Bisnis.com, JAKARTA - Presiden Turki Recep Tayyip Erdogan membatalkan rencananya untuk mengusir 10 duta besar negara asing termasuk tujuh negara sekutu NATO setelah mereka menuntut pembebasan aktivis demokrasi terkemuka.
Dalam pernyataannya kemarin Erdogan mengatakan pernyataan yang dikeluarkan para duta besar sehari sebelumnya perlu dipertanyakan karena mengonfirmasi bahwa mereka mengabaikan konvensi diplomatik untuk tidak mencampuri urusan dalam negeri negara lain.
"Apa yang mereka lakukan telah menghina Turki dan mereka mulai sekarang harus lebih berhati-hati," kata Erdogan seperti dikutip TheGuardian.com, Selasa (26/10/2021).
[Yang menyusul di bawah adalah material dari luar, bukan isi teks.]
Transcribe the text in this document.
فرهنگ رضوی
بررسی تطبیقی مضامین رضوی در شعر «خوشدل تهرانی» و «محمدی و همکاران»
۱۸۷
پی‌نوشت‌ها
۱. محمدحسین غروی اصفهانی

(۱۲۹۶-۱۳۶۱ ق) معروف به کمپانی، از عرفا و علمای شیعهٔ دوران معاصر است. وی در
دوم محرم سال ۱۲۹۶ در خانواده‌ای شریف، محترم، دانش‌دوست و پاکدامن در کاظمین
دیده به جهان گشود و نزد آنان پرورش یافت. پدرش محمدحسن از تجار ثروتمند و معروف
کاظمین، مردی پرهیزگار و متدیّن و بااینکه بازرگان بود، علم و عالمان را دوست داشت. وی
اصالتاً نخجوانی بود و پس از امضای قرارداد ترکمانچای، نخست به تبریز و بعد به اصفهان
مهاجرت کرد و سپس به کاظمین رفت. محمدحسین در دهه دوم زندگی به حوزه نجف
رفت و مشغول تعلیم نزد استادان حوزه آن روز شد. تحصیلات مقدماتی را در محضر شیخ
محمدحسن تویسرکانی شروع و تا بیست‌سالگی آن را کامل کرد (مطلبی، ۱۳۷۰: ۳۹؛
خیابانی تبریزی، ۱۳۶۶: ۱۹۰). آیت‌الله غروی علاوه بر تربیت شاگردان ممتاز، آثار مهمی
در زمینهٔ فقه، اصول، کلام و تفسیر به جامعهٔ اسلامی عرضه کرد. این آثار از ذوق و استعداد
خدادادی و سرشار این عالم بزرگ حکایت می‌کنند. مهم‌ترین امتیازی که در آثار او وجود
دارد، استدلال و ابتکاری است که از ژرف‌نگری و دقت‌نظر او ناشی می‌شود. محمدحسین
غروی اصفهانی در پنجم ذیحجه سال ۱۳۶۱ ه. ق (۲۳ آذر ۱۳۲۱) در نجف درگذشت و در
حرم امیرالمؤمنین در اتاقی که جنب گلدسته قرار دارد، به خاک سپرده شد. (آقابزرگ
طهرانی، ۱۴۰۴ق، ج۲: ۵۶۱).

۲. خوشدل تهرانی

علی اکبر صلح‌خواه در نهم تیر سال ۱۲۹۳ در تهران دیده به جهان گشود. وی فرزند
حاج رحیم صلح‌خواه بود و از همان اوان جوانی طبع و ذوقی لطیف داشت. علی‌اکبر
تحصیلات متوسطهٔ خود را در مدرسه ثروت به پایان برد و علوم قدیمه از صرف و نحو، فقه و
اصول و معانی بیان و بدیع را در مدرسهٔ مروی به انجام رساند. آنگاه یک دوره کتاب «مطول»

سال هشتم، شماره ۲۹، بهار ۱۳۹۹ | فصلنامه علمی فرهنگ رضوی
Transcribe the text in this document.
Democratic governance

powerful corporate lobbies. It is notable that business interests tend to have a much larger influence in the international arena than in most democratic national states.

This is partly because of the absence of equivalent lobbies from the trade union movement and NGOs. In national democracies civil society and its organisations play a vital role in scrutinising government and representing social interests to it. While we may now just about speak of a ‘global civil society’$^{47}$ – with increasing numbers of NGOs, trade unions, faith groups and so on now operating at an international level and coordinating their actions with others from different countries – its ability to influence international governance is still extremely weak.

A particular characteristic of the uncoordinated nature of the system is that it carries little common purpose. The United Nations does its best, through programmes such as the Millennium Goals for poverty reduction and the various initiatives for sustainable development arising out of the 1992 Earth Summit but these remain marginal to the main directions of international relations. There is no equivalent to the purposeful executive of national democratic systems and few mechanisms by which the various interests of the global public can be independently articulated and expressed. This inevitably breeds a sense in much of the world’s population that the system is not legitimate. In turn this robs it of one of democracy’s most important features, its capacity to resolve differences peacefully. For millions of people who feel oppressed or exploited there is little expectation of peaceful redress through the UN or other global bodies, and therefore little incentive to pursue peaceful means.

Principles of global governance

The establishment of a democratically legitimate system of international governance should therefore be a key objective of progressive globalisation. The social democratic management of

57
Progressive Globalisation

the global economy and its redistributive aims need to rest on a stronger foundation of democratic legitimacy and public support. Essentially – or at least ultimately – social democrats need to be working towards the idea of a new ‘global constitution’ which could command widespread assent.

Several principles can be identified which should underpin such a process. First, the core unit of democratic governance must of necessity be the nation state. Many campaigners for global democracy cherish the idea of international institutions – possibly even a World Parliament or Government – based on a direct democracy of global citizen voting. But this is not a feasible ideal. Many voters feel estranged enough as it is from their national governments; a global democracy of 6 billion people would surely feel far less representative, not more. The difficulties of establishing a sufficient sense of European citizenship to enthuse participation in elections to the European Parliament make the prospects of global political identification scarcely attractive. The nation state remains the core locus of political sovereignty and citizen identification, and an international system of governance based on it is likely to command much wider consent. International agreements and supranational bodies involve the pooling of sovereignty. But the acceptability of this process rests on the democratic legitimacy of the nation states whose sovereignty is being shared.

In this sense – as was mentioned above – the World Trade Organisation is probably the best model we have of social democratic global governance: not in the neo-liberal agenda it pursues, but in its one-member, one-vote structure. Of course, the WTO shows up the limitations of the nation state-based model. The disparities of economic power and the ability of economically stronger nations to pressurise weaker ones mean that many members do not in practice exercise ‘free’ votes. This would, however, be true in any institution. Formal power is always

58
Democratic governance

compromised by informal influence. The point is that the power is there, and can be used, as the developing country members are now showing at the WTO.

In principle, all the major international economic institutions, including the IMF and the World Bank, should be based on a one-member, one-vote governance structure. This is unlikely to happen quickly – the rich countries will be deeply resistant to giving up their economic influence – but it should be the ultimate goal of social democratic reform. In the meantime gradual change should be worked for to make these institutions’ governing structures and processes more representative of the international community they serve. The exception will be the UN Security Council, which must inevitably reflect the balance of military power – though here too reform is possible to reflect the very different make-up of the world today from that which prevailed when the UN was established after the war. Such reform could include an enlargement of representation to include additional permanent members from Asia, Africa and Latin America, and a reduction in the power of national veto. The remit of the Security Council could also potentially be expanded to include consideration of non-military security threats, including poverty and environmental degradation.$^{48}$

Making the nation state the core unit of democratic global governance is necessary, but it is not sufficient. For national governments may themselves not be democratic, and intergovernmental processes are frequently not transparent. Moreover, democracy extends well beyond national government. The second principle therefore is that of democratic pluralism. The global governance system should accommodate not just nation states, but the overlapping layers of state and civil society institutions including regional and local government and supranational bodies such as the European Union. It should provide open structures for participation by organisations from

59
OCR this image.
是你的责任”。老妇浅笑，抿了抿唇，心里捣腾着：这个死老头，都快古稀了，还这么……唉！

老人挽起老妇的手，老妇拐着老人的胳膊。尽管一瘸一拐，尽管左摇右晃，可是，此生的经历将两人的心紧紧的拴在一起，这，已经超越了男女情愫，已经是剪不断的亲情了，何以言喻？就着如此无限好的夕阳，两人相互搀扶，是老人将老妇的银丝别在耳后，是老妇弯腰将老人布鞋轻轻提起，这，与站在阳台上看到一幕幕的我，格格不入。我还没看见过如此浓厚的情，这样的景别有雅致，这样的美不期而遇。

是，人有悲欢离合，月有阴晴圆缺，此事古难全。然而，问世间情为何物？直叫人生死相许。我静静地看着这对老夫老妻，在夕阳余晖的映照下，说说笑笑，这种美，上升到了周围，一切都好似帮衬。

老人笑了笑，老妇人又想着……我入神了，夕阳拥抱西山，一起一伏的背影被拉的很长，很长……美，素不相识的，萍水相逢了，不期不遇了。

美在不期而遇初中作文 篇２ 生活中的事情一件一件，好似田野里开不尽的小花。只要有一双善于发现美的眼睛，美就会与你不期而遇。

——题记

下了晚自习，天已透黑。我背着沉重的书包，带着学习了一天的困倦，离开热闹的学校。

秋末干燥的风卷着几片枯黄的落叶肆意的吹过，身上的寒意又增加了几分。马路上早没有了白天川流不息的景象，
Meskipun demikian, Erdogan tidak lagi mengeluarkan kata-kata akan mengusir mereka.
Adapun. Juru Bicara Kepresidenan, Fahrettin Altun menambahkan Kementerian luar negeri telah memberikan tanggapan pada kedubes asing dan mengingatkan atas perilaku mereka yang tidak pantas.
Para duta besar, termasuk dari Amerika Serikat, Perancis, dan Jerman pekan lalu menyerukan pembebasan Osman Kavala, yang telah berada di penjara Turki selama empat tahun menunggu persidangan atas tuduhan tidak berdasar. Mereka menyerukan penyelesaian yang adil dan cepat untuk kasus Kavala.
Akibat aksi itu, Kementerian Luar Negeri Turki memanggil sepuluh duta besar negara itu pada Selasa (18/10).
Pada Sabtu (23/10), Erdogan mengumumkan bahwa dirinya telah mengusir sepuluh duta besar negara yang ikut serta mendukung Kavala.
"Saya telah memerintahkan menteri luar negeri kami untuk mengumumkan sepuluh duta besar negara asing tersebut akan di-persona non grata secepatnya," ujar Erdogan.
Walaupun demikian, Erdogan tak menyebut waktu tepat kesepuluh duta besar tersebut resmi diusir. Namun, Erdogan menegaskan, "Mereka harus pergi dari sini pada hari mereka tidak lagi bisa di Turki."
Osman Kavala yang mereka bela sendiri merupakan seorang filantropis sekaligus aktivis kelahiran Paris. Turki menahan pria 64 tahun itu sejak 2017 tanpa vonis hukuman.
Meski tidak terlalu dikenal secara internasional, Kavala telah dinilai menjadi simbol bagi para pendukungnya di tengah tindakan keras rezim Erdogan dalam merespons upaya kudeta gagal 2016 lalu.
Kavala menjadi tahanan politik yang paling terkemuka di Turki. Penangkapannya sendiri dilakukan karena pemerintah beranggapan Kavala mencoba menggulingkan pemerintahan Erdogan. Dia kemudian dituduh membiayai dan mengatur protes anti-pemerintah.